6. Helping a person make an appointment with a psychiatrist or group counselor.
A, B, C, D, E.

7. Encouraging parents to let their disabled child do as much as possible for himself.
A, B, C, D, E.

8. Helping a person arrange his schedule so that he gets to work on time.
A, B, C, D, E.

 


 

The client is the primary person who makes decisions about his own life. A client needs to accept full responsibility for his decisions. The implication is that the client needs to overcome dependency on others. Rehabilitation is an individualized process because every person is different. In the rehabilitation process, we first advise, then guide, then counsel. This means that gradually, the client takes charge of his own life. The client gradually increases his awareness of his own responsibility for his own life.
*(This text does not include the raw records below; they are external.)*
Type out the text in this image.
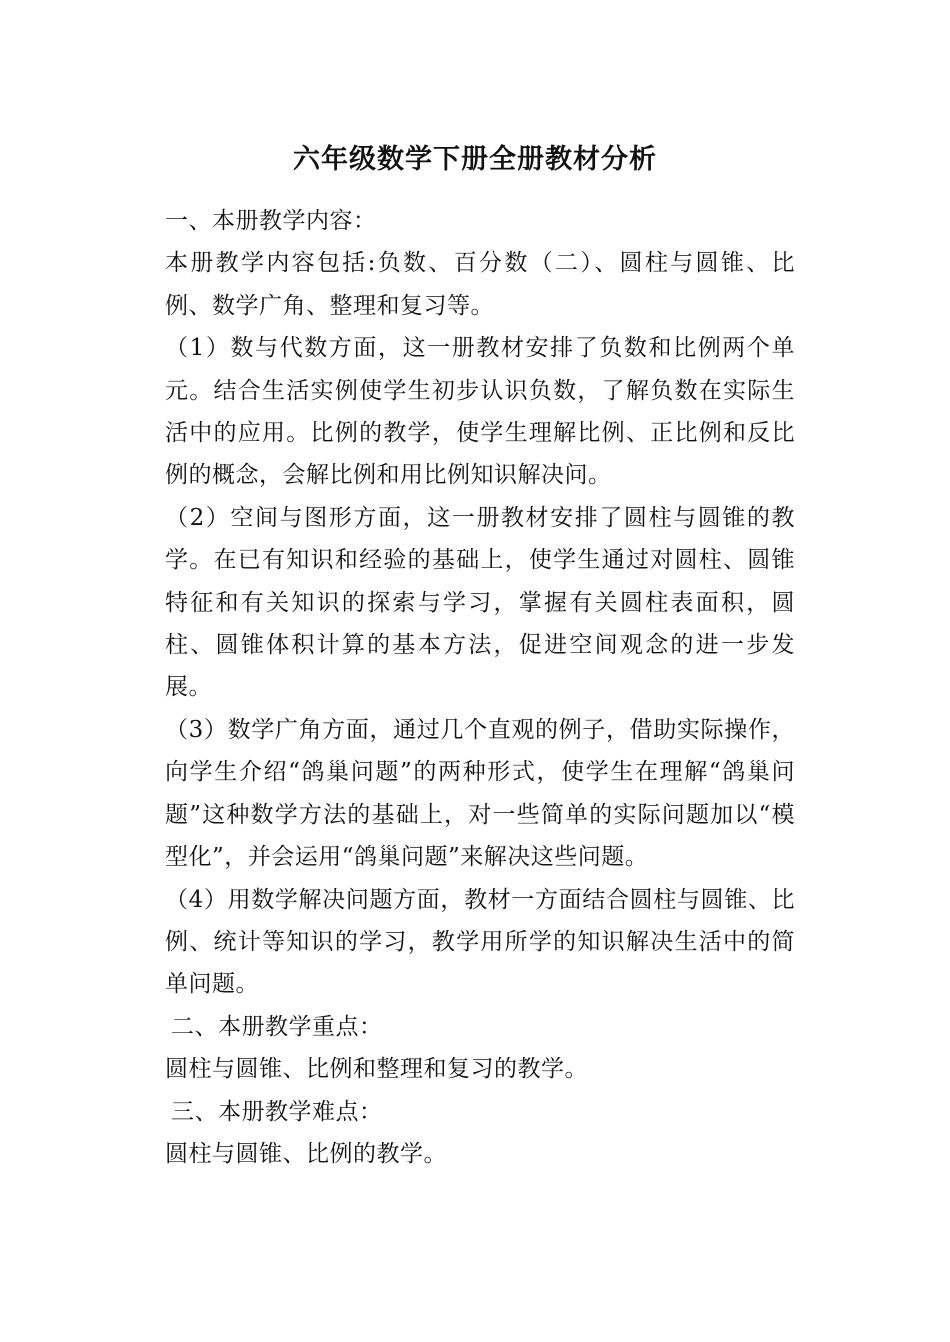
六年级数学下册全册教材分析

一、本册教学内容：

本册教学内容包括:负数、百分数（二）、圆柱与圆锥、比例、数学广角、整理和复习等。

（1）数与代数方面，这一册教材安排了负数和比例两个单元。结合生活实例使学生初步认识负数，了解负数在实际生活中的应用。比例的教学，使学生理解比例、正比例和反比例的概念，会解比例和用比例知识解决问。

（2）空间与图形方面，这一册教材安排了圆柱与圆锥的教学。在已有知识和经验的基础上，使学生通过对圆柱、圆锥特征和有关知识的探索与学习，掌握有关圆柱表面积，圆柱、圆锥体积计算的基本方法，促进空间观念的进一步发展。

（3）数学广角方面，通过几个直观的例子，借助实际操作，向学生介绍“鸽巢问题”的两种形式，使学生在理解“鸽巢问题”这种数学方法的基础上，对一些简单的实际问题加以“模型化”，并会运用“鸽巢问题”来解决这些问题。

（4）用数学解决问题方面，教材一方面结合圆柱与圆锥、比例、统计等知识的学习，教学用所学的知识解决生活中的简单问题。

二、本册教学重点：

圆柱与圆锥、比例和整理和复习的教学。

三、本册教学难点：

圆柱与圆锥、比例的教学。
There are basic concepts about people in the process of rehabilitation:

  1. It is not possible to divide a person into parts, and a person changes as he matures. This means that disability does not appear as a single entity. The highest incidence of disability occurs among the unemployed, socially disadvantaged, and those in unhealthy physical environments. We have to see a whole person, not just his work. In the hospital was a young man who had an amputation of his leg. He had a job and family, but liked to drink with his friends. He was drunk when his accident occurred. When we saw him, he was worried about his family, job, and relationship with his wife. The primary problem was drinking, but that led to all his other worries.
  2. Each person needs to contribute to his society for the good of his country. I know this is a concept that is often repeated, but not necessarily believed in Russia and other countries. However, the productivity and success of a country is related to how well people work. Work usually means security for a family, and if families are secure, the country prospers.
  3. People have a right to be equal with others. Although this may be a basic idea often repeated, it is not necessarily so in the world. However, Jesus did not consider any person too small for his attention. Therefore, handicapped persons have the right to work and be like others as much as possible. As Christians, we may pray for the healing of the handicapped.
  4. We focus on the assets a person has following a disability. It is ability that counts, not disability. Even handicapped persons can participate in sports or learn a new trade.
  5. Physical environments have an impact on the disabled. We need to be creative, especially in Russia, about how to help the disabled overcome the limits of the world around him. If he cannot learn because he is limited to his house, perhaps he can learn via computer classes.

The rehabilitation process is a planned sequence of services to help the disabled person. For example, a stroke patient learns to sit, stand, and walk. The client is usually faced with a set of problems that make life very difficult for him. The counselor helps him identify the problems and they work together on how to solve them. That is why in the first semester of our courses we show you an evaluation and ask you do such an evaluation for a person with a disability.

9. A person's problems are solved by:
(Only one of the following answers is correct.)
a) sitting in the kitchen and drinking tea,
b) making a list of problem areas and deciding what to do about them,
c) trying to find a person with money who will do something for the disabled person.

 


 

The rest of this course will focus on vocational rehabilitation or helping the medically and psychologically stable person to find work.